Looking for a new job, especially when you're out of work, can be a daunting process. Job seekers fret about how to find the right position, they wonder whether they’re qualified for open positions, and they stress over how long the job hunt will last. All of these anxieties can accumulate and cause job seekers to “psych” themselves out, thus hampering the search.

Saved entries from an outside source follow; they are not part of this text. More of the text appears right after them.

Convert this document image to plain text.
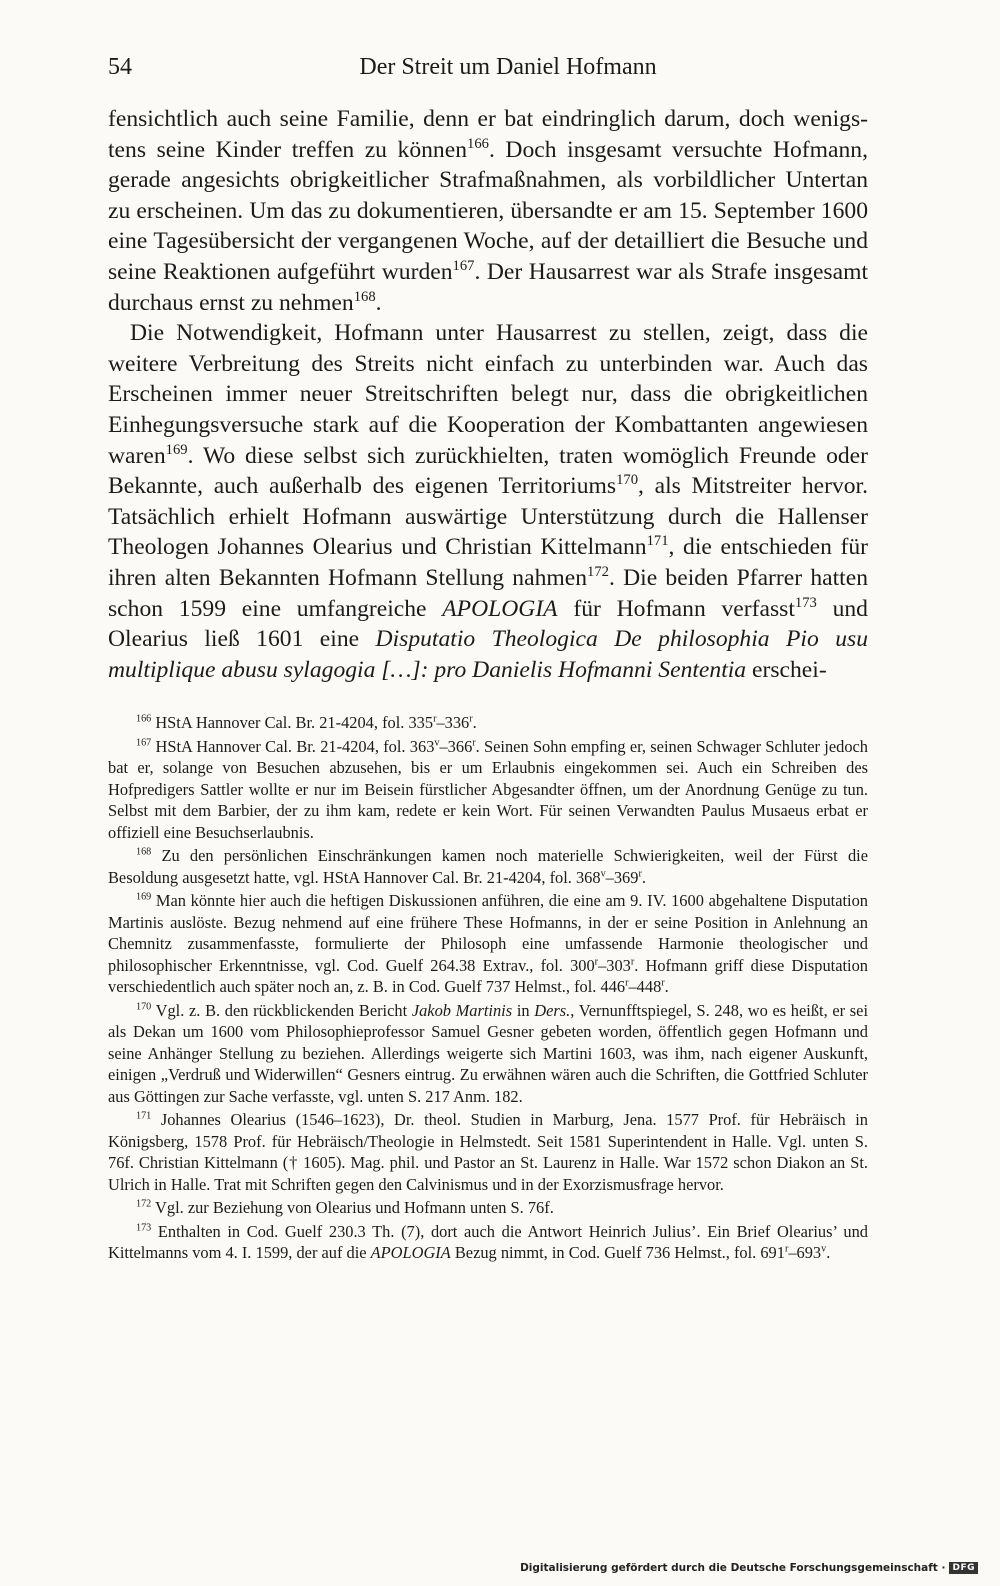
54	Der Streit um Daniel Hofmann

fensichtlich auch seine Familie, denn er bat eindringlich darum, doch wenigstens seine Kinder treffen zu können$^{166}$. Doch insgesamt versuchte Hofmann, gerade angesichts obrigkeitlicher Strafmaßnahmen, als vorbildlicher Untertan zu erscheinen. Um das zu dokumentieren, übersandte er am 15. September 1600 eine Tagesübersicht der vergangenen Woche, auf der detailliert die Besuche und seine Reaktionen aufgeführt wurden$^{167}$. Der Hausarrest war als Strafe insgesamt durchaus ernst zu nehmen$^{168}$.

Die Notwendigkeit, Hofmann unter Hausarrest zu stellen, zeigt, dass die weitere Verbreitung des Streits nicht einfach zu unterbinden war. Auch das Erscheinen immer neuer Streitschriften belegt nur, dass die obrigkeitlichen Einhegungsversuche stark auf die Kooperation der Kombattanten angewiesen waren$^{169}$. Wo diese selbst sich zurückhielten, traten womöglich Freunde oder Bekannte, auch außerhalb des eigenen Territoriums$^{170}$, als Mitstreiter hervor. Tatsächlich erhielt Hofmann auswärtige Unterstützung durch die Hallenser Theologen Johannes Olearius und Christian Kittelmann$^{171}$, die entschieden für ihren alten Bekannten Hofmann Stellung nahmen$^{172}$. Die beiden Pfarrer hatten schon 1599 eine umfangreiche APOLOGIA für Hofmann verfasst$^{173}$ und Olearius ließ 1601 eine Disputatio Theologica De philosophia Pio usu multiplique abusu sylagogia […]: pro Danielis Hofmanni Sententia erschei-

$^{166}$ HStA Hannover Cal. Br. 21-4204, fol. 335$^r$–336$^r$.

$^{167}$ HStA Hannover Cal. Br. 21-4204, fol. 363$^v$–366$^r$. Seinen Sohn empfing er, seinen Schwager Schluter jedoch bat er, solange von Besuchen abzusehen, bis er um Erlaubnis eingekommen sei. Auch ein Schreiben des Hofpredigers Sattler wollte er nur im Beisein fürstlicher Abgesandter öffnen, um der Anordnung Genüge zu tun. Selbst mit dem Barbier, der zu ihm kam, redete er kein Wort. Für seinen Verwandten Paulus Musaeus erbat er offiziell eine Besuchserlaubnis.

$^{168}$ Zu den persönlichen Einschränkungen kamen noch materielle Schwierigkeiten, weil der Fürst die Besoldung ausgesetzt hatte, vgl. HStA Hannover Cal. Br. 21-4204, fol. 368$^v$–369$^r$.

$^{169}$ Man könnte hier auch die heftigen Diskussionen anführen, die eine am 9. IV. 1600 abgehaltene Disputation Martinis auslöste. Bezug nehmend auf eine frühere These Hofmanns, in der er seine Position in Anlehnung an Chemnitz zusammenfasste, formulierte der Philosoph eine umfassende Harmonie theologischer und philosophischer Erkenntnisse, vgl. Cod. Guelf 264.38 Extrav., fol. 300$^r$–303$^r$. Hofmann griff diese Disputation verschiedentlich auch später noch an, z. B. in Cod. Guelf 737 Helmst., fol. 446$^r$–448$^r$.

$^{170}$ Vgl. z. B. den rückblickenden Bericht Jakob Martinis in Ders., Vernunfftspiegel, S. 248, wo es heißt, er sei als Dekan um 1600 vom Philosophieprofessor Samuel Gesner gebeten worden, öffentlich gegen Hofmann und seine Anhänger Stellung zu beziehen. Allerdings weigerte sich Martini 1603, was ihm, nach eigener Auskunft, einigen „Verdruß und Widerwillen“ Gesners eintrug. Zu erwähnen wären auch die Schriften, die Gottfried Schluter aus Göttingen zur Sache verfasste, vgl. unten S. 217 Anm. 182.

$^{171}$ Johannes Olearius (1546–1623), Dr. theol. Studien in Marburg, Jena. 1577 Prof. für Hebräisch in Königsberg, 1578 Prof. für Hebräisch/Theologie in Helmstedt. Seit 1581 Superintendent in Halle. Vgl. unten S. 76f. Christian Kittelmann († 1605). Mag. phil. und Pastor an St. Laurenz in Halle. War 1572 schon Diakon an St. Ulrich in Halle. Trat mit Schriften gegen den Calvinismus und in der Exorzismusfrage hervor.

$^{172}$ Vgl. zur Beziehung von Olearius und Hofmann unten S. 76f.

$^{173}$ Enthalten in Cod. Guelf 230.3 Th. (7), dort auch die Antwort Heinrich Julius’. Ein Brief Olearius’ und Kittelmanns vom 4. I. 1599, der auf die APOLOGIA Bezug nimmt, in Cod. Guelf 736 Helmst., fol. 691$^r$–693$^v$.

Digitalisierung gefördert durch die Deutsche Forschungsgemeinschaft · DFG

Guess what? If this is you, you're not alone. Let's take a look at three of the most pervasive fears that job seekers struggle with, and how to overcome them.
Fear of change
As humans, we're commfortable with the familiar: it makes us feel safe and in control. Yet, sometimes change is inevitable, and it’s often the first step to an exciting new chapter. Learning to embrace change instead of resisting it will open your eyes to opportunities. Marketing expert and author Seth Godin has said, “…fear can be your compass, it can set you on the right path… Listen to your fear but don’t obey it.” Recognize that feeling anxious or uncertain in your job search is perfectly natural, but don't let it stop you. Do one thing every day to get you closer to a new job – whether it’s scrolling your connections in LinkedIn, talking to friends and relatives, or working on a cover letter for your dream job.
Fear of interviewing
According to one study, 92% of American adults feel anxious about job interviews. So what makes a 9 out of 10 people afraid of job interviews? One major worry is that they will look ignorant or uninformed. Many people have experienced the feeling of their mind going “blank,” usually at the worst possible time. Researching insightful questions you can ask about the company will help you sound (and be) knowledgeable. During your research, don’t forget to visit the company’s LinkedIn page to gain key knowledge about the organizational structure and company mission.
Fear of asking for help
Let’s face it - being in between jobs is not a great feeling, and asking for assistance from friends and colleagues may seem a little awkward. Here’s the good news - “People are far more willing to help than we give them credit for,” says business writer Andrea Ayres-Deets. “Being direct and specific gets the best results.” So instead of telling a friend that you need a job, be more specific. For example, if you're a server, explain to them that you’re looking for an hourly job in the foodservice industry and give them a copy of your résumé. Remember: people want to help; you just have to give them the specific information they need in order to do it.
Rather than seeing fear as an obstacle, view it as an emotion to be experienced and overcome. As former president Franklin D. Roosevelt wisely said, “The only thing we have to fear is fear itself.” Don't let fear stop you in your tracks, stay focused on the end result and you'll eventually get the job that you want.